MILITARY SPY CHIEF SAYS AL-QA'IDAH ACTIVE IN KOSOVO, MACEDONIA
B92 - February 1, 2004

Belgrade, 1 February: The head of Serbia-Montenegro's military intelligence claimed in comments published Sunday (1 February) that Usamah Bin-Ladin's Al-Qa'idah and other terrorist groups are present in the Balkans and planning to increase their activity there.

In an interview with the official Tanjug news agency, Colonel Momir Stojanovic also claimed that the ultimate aim of Al-Qa'idah and other extremist Islamic groups is to carve out an independent Muslim state in the Balkans.
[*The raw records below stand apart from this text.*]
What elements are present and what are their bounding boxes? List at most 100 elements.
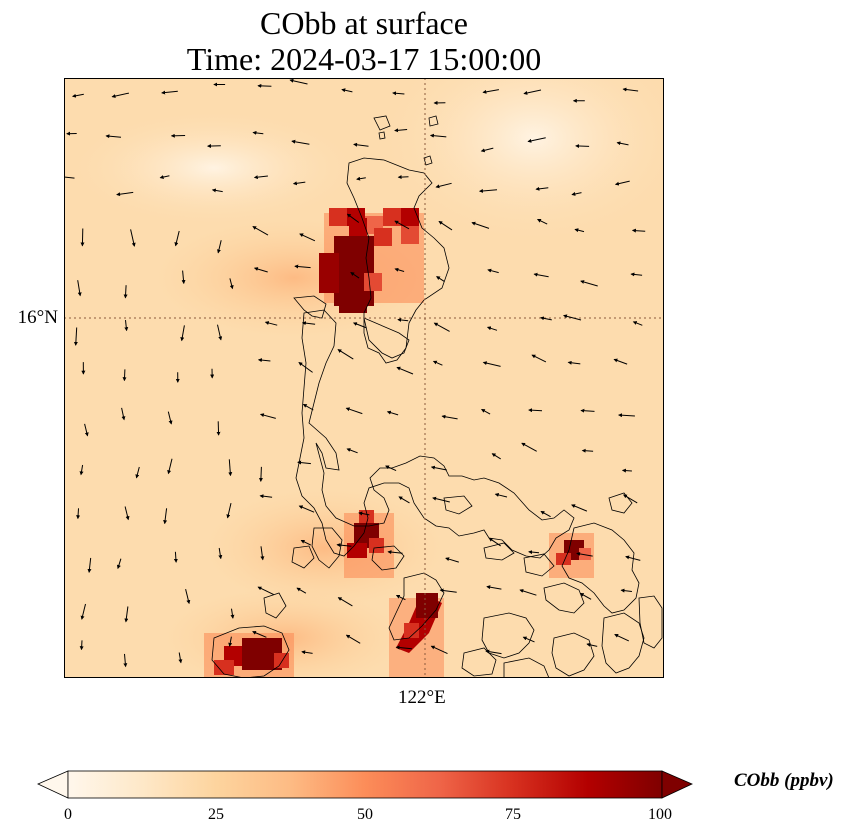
hotspot-southwest [204, 633, 294, 678]
wind-arrow [487, 268, 499, 274]
plume-haze [204, 488, 444, 608]
wind-arrow [167, 458, 173, 475]
wind-arrow [567, 360, 581, 365]
wind-arrow [64, 176, 75, 179]
wind-arrow [121, 407, 126, 421]
wind-arrow [614, 180, 630, 186]
wind-arrow [111, 92, 130, 98]
wind-arrow [124, 320, 129, 332]
wind-arrow [291, 139, 310, 145]
wind-arrow [385, 465, 397, 472]
wind-arrow [392, 91, 405, 96]
wind-arrow [533, 272, 549, 278]
longitude-tick-label: 122°E [398, 687, 446, 708]
wind-arrow [395, 594, 406, 601]
colorbar-min-extension [37, 770, 69, 799]
wind-arrow [394, 220, 410, 230]
wind-arrow [618, 413, 635, 418]
wind-arrow [77, 280, 82, 297]
wind-arrow [356, 176, 366, 181]
wind-arrow [622, 87, 639, 92]
wind-arrow [76, 508, 81, 520]
wind-arrow [346, 448, 358, 454]
wind-arrow [178, 652, 183, 664]
wind-arrow [485, 649, 502, 655]
wind-arrow [576, 551, 593, 557]
wind-arrow [300, 539, 312, 546]
wind-arrow [226, 502, 232, 519]
wind-arrow [571, 504, 588, 512]
wind-arrow [217, 324, 223, 341]
wind-arrow [297, 460, 311, 465]
wind-arrow [217, 240, 222, 254]
map-plot [64, 78, 664, 678]
wind-arrow [337, 349, 354, 360]
wind-arrow [124, 506, 130, 521]
wind-arrow [352, 322, 367, 329]
coastlines [211, 115, 663, 678]
wind-arrow [430, 465, 447, 471]
wind-arrow [522, 636, 535, 643]
wind-arrow [135, 466, 140, 479]
wind-arrow [123, 285, 128, 299]
wind-arrow [429, 133, 447, 138]
wind-arrow [289, 78, 308, 85]
wind-arrow [257, 358, 271, 363]
wind-arrow [521, 442, 537, 452]
wind-arrow [301, 321, 316, 326]
wind-arrow [346, 213, 360, 223]
wind-arrow [353, 142, 369, 147]
wind-arrow [397, 175, 409, 180]
wind-arrow [296, 587, 307, 594]
wind-arrow [159, 175, 170, 179]
wind-arrow [581, 448, 594, 453]
wind-arrow [79, 464, 84, 476]
wind-arrow [535, 186, 549, 191]
wind-arrow [336, 543, 352, 548]
wind-arrow [621, 468, 632, 473]
latitude-tick-label: 16°N [17, 307, 58, 328]
wind-arrow [620, 588, 632, 593]
wind-arrow [575, 144, 590, 149]
wind-arrow [397, 317, 409, 322]
wind-arrow [439, 588, 457, 593]
wind-arrow [180, 325, 185, 342]
wind-arrow [486, 585, 502, 590]
low-concentration-area [64, 108, 364, 228]
wind-vectors [64, 78, 646, 668]
hotspot-central-luzon [344, 510, 394, 578]
wind-arrow [394, 128, 408, 133]
wind-arrow [531, 354, 547, 363]
wind-arrow [337, 597, 353, 607]
wind-arrow [586, 642, 598, 647]
wind-arrow [260, 546, 265, 561]
wind-arrow [211, 188, 223, 193]
wind-arrow [387, 550, 403, 555]
wind-arrow [491, 453, 501, 460]
wind-arrow [394, 267, 405, 272]
wind-arrow [84, 423, 89, 437]
colorbar-tick-label: 75 [505, 806, 521, 823]
colorbar-gradient [67, 770, 663, 799]
wind-arrow [358, 511, 370, 516]
wind-arrow [430, 645, 448, 655]
wind-arrow [571, 191, 582, 196]
wind-arrow [623, 494, 638, 504]
wind-arrow [259, 494, 273, 499]
wind-arrow [252, 226, 269, 236]
wind-arrow [105, 134, 122, 139]
wind-arrow [441, 414, 458, 420]
wind-arrow [523, 89, 542, 95]
wind-arrow [563, 314, 582, 321]
colorbar-max-extension [661, 770, 693, 799]
wind-arrow [123, 653, 128, 668]
wind-arrow [218, 547, 223, 560]
wind-arrow [395, 645, 412, 650]
wind-arrow [445, 557, 459, 563]
wind-arrow [294, 264, 311, 269]
wind-arrow [480, 147, 494, 153]
wind-arrow [396, 366, 414, 375]
wind-arrow [580, 280, 598, 287]
wind-arrow [116, 191, 134, 197]
wind-arrow [228, 636, 233, 647]
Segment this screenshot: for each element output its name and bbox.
"We have information that Al-Qa'idah has strongholds in Kosovo, northern Albania and that they are active in western Macedonia," Stojanovic, the head of the Military Security Agency of Serbia-Montenegro's army, said. All areas are heavily populated by ethnic Albanians, who are mostly Muslims. "The strategic aim of the Muslim extremists in the area is to create an Islamic state in the Balkans", which would include Muslim-dominated areas in the region, Stojanovic added.

There was no immediate comment on Stojanovic's claims from UN-run Kosovo or Albania, but the Macedonian Defence Ministry said it had no evidence of any Al-Qa'idah on its territory. Claims that Islamic terrorists are present in the Balkans have surfaced before. Serbian officials have repeatedly said that ethnic Albanian nationalists have established close ties with radical Islamic groups and that extremist fighters fought Serb troops during the Kosovo war in 1998-99.

In neighbouring Bosnia, rumours have also surfaced of Al-Qa'idah activity, but the international peacekeepers stationed there since the end of the country's 1992-95 war have never found any such evidence. During the Bosnian war, Serb leaders claimed they were fighting to keep Muslims from establishing an Islamic regime in the former Yugoslavia. Bosnian Muslim leaders dismissed those claims as absurd, arguing that their people are secular and European.

Stojanovic also predicted that terrorist activity in the Balkans, including Serbia-Montenegro, would increase in the "upcoming period".